Анна уже связала две подушки, одеяло, матрац, в корзину положила посуду, кусок сала, два десятка яиц. Все это Степан погрузил в кузов машины. Мать стояла у калитки с заслезившимися глазами. Степан взял Тасю, легко, как куклу, и поставил ее в кузов, следом взобрался сам. Тася смеялась, как показалось матери, без причины. Она была молода, и ей было просто весело. Где-то в тайниках материнского сердца шевельнулась обида.
«А как он ее поднял! Как пушинку. У Степы силенка имеется, хоть кого поднимет. Помню, таким же сильным был и Василий. Тоже, бывало, брал меня на руки и уносил — нет, не на грузовик. На холмы. А я смеялась так, что было слышно в станице, и тоже, как и Тася, наверное, без всякой причины. Весело было. Я смеялась, а под лунным светом качался ковыль и краснели маки — никогда этого не забыть. После свадьбы пошли у нас дети — то сын, то дочка, один следом за другим. Потом война… Прожито немало годочков, в жизни, как на длинной ниве, были и цветочки и бурьян, горе и радость. И всегда, даже частенько во сне, вижу не то, что было после свадьбы, а то, что случилось в ту лунную ночь на холмах. Вот и у Степы с Тасей сохранится в сердце что-то свое, сокровенное, какие-то свои холмы, пусть без ковыля и без маков, а все одно что-то такое, что уже никогда не забудется»…
Взбудоражив пыль, грузовик давно скрылся за поворотом. А Анна, прислонившись к калитке, все смотрела опечаленными глазами на опустевшую улицу.
13
Максим Беглов часто задумывался над вопросом, который давно не давал ему покоя: кто он и почему люди считают, что живет он не так, как надо жить? Отец как-то сказал: «Максим, хоть ты и стоишь не в борозде, а у станка, но среди своих людей не выделяйся, не умничай и не будь белой вороной, потому как проживаешь в станице, а не в городе»… Однажды мать, придя к сыну, всплакнула и, вытирая слезы ладонью, сказала: «Максимушка, Настенька, ить на одну зарплату жить вам трудно, и надобно не печалиться, а радоваться, ежели подрастает свой кабанчик и ежели свои курочки несут яички»…
Максим знал, что соседей удивляло то, что он и его жена Анастасия даже в будни прилично одевались, Максим всегда носил галстук, шляпу, у Настеньки на голове не платок, а тоже шляпка, посмотришь на них — горожане, да и только!
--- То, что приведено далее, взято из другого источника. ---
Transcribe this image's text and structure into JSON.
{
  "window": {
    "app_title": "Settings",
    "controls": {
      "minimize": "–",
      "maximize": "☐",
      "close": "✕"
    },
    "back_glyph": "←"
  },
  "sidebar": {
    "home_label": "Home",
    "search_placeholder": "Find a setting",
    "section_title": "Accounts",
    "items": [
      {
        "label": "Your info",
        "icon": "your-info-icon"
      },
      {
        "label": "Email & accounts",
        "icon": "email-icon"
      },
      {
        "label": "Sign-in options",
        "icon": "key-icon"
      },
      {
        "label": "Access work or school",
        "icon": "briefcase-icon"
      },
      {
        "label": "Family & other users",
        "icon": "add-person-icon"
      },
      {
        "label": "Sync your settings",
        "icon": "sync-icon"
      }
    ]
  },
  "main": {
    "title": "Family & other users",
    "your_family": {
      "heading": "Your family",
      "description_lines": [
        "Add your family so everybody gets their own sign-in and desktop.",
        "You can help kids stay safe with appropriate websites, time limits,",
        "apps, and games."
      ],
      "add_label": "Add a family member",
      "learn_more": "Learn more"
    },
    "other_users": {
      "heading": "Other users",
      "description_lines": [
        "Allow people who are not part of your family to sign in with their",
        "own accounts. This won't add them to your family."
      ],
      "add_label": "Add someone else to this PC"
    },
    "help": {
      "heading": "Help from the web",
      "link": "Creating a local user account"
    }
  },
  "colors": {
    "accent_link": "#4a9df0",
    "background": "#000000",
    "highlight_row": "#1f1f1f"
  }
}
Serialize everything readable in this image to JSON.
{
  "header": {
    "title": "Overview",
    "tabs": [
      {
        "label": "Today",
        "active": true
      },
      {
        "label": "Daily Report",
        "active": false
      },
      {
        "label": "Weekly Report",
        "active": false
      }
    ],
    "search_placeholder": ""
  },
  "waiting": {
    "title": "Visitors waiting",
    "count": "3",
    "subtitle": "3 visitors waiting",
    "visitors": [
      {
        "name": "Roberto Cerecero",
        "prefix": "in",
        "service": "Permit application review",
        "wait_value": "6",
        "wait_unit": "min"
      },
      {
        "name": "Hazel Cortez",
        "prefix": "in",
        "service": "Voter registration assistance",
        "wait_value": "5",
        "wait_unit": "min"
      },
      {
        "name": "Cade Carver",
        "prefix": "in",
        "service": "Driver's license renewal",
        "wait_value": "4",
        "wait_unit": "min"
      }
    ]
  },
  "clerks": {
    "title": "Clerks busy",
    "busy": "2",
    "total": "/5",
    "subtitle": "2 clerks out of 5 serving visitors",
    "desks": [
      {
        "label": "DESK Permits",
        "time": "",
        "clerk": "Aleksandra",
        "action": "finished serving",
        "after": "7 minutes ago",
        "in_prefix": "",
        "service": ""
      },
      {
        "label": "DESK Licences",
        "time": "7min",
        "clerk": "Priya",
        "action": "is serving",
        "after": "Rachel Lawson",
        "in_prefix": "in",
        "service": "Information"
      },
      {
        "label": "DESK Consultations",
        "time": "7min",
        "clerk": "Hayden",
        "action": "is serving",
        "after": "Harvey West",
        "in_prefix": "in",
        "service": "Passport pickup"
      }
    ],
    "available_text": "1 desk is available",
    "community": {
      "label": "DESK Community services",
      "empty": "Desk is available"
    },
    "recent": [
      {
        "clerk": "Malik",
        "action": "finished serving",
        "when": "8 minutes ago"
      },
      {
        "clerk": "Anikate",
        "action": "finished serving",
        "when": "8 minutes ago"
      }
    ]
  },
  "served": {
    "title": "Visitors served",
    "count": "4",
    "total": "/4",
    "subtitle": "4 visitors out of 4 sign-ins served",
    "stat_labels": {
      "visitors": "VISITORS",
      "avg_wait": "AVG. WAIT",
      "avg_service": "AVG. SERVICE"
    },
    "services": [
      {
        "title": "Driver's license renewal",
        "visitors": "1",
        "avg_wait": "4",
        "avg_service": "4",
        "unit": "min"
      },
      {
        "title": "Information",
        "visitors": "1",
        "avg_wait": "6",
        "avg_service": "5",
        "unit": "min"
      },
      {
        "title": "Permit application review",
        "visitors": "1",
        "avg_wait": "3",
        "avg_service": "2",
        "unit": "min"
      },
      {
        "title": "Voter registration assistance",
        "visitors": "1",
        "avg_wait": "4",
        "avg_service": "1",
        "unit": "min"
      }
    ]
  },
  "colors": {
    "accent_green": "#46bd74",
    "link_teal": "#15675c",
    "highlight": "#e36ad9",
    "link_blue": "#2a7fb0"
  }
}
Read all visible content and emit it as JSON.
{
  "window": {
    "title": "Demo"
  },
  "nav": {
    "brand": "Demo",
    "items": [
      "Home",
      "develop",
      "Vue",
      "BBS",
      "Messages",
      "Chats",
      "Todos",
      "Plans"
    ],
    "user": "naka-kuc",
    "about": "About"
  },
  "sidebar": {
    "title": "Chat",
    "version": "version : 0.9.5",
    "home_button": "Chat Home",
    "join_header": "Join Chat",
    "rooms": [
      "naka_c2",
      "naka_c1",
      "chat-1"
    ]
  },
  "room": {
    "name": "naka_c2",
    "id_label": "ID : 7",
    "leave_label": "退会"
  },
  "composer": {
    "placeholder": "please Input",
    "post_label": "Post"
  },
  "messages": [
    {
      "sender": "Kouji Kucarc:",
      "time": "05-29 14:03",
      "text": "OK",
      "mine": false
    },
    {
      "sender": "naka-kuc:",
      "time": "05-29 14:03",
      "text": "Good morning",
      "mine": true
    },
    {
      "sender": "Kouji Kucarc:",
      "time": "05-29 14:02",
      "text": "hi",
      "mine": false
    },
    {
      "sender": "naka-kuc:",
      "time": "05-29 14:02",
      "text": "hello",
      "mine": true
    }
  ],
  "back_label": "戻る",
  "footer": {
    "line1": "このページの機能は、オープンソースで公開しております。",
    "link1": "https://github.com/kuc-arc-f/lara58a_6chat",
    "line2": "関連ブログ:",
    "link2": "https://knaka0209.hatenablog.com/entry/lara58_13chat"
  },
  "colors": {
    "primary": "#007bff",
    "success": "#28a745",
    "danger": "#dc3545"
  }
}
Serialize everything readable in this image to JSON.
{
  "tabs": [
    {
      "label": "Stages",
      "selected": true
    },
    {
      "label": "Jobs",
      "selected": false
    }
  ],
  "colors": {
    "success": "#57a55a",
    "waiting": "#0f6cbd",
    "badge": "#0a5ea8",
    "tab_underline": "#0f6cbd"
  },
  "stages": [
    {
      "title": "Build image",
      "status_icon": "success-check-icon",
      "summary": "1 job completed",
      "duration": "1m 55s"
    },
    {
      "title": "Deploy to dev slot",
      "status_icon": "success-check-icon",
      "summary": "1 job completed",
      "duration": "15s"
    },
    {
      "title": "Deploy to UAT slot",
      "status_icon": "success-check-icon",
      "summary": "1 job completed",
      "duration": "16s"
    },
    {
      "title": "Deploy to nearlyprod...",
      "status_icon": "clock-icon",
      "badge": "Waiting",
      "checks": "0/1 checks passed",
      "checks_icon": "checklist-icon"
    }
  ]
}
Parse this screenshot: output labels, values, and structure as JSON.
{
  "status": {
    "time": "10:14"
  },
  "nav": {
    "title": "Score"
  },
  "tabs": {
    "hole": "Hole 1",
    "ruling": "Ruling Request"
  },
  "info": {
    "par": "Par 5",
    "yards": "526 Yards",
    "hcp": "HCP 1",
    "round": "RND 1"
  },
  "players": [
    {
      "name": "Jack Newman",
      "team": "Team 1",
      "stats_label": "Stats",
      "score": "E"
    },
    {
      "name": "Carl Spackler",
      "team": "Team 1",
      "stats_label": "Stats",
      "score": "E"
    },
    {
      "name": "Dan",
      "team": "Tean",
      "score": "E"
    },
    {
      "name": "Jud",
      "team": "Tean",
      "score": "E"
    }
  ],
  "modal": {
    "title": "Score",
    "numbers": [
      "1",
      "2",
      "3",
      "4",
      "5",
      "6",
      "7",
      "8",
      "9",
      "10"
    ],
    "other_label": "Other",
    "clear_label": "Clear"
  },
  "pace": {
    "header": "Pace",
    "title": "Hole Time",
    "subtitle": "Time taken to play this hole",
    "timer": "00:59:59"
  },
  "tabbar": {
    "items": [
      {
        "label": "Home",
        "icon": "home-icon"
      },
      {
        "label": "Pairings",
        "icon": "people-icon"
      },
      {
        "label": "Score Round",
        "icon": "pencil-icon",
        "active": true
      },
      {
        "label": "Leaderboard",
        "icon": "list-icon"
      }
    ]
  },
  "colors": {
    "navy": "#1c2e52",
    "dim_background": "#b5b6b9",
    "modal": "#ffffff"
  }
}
Возможно, кому-то было неприятно, что Максим имел не хату под камышом, с подслеповатыми оконцами, какая была у его отца, а современный, высокий, городского типа дом под черепицей, с водосточными трубами, с широкими, во всю стену, окнами, с застекленной верандой — построен по проекту брата Дмитрия. Во дворе не было ни сажка, ни курничка. От калитки вела вымощенная плитками дорожка, перед верандой, отражаясь в стеклах, зелеными шпалерами поднимался виноград, далее зеленели молодой сад и огород.
Особую неприязнь к Максиму питал его двоюродный брат, сосед справа, Никита Андронов, зимой и летом носивший приплюснутый, с округлым козырьком картуз и слывший в станице рачительным хозяином.
— Чудак и выдумщик ты, Максим, — как-то говорил Никита. — Мы с тобой родичи, ты сын крестьянина-казака, наш, станишный, а вознамерился жить на городской манер. Смех и грех, ей-богу!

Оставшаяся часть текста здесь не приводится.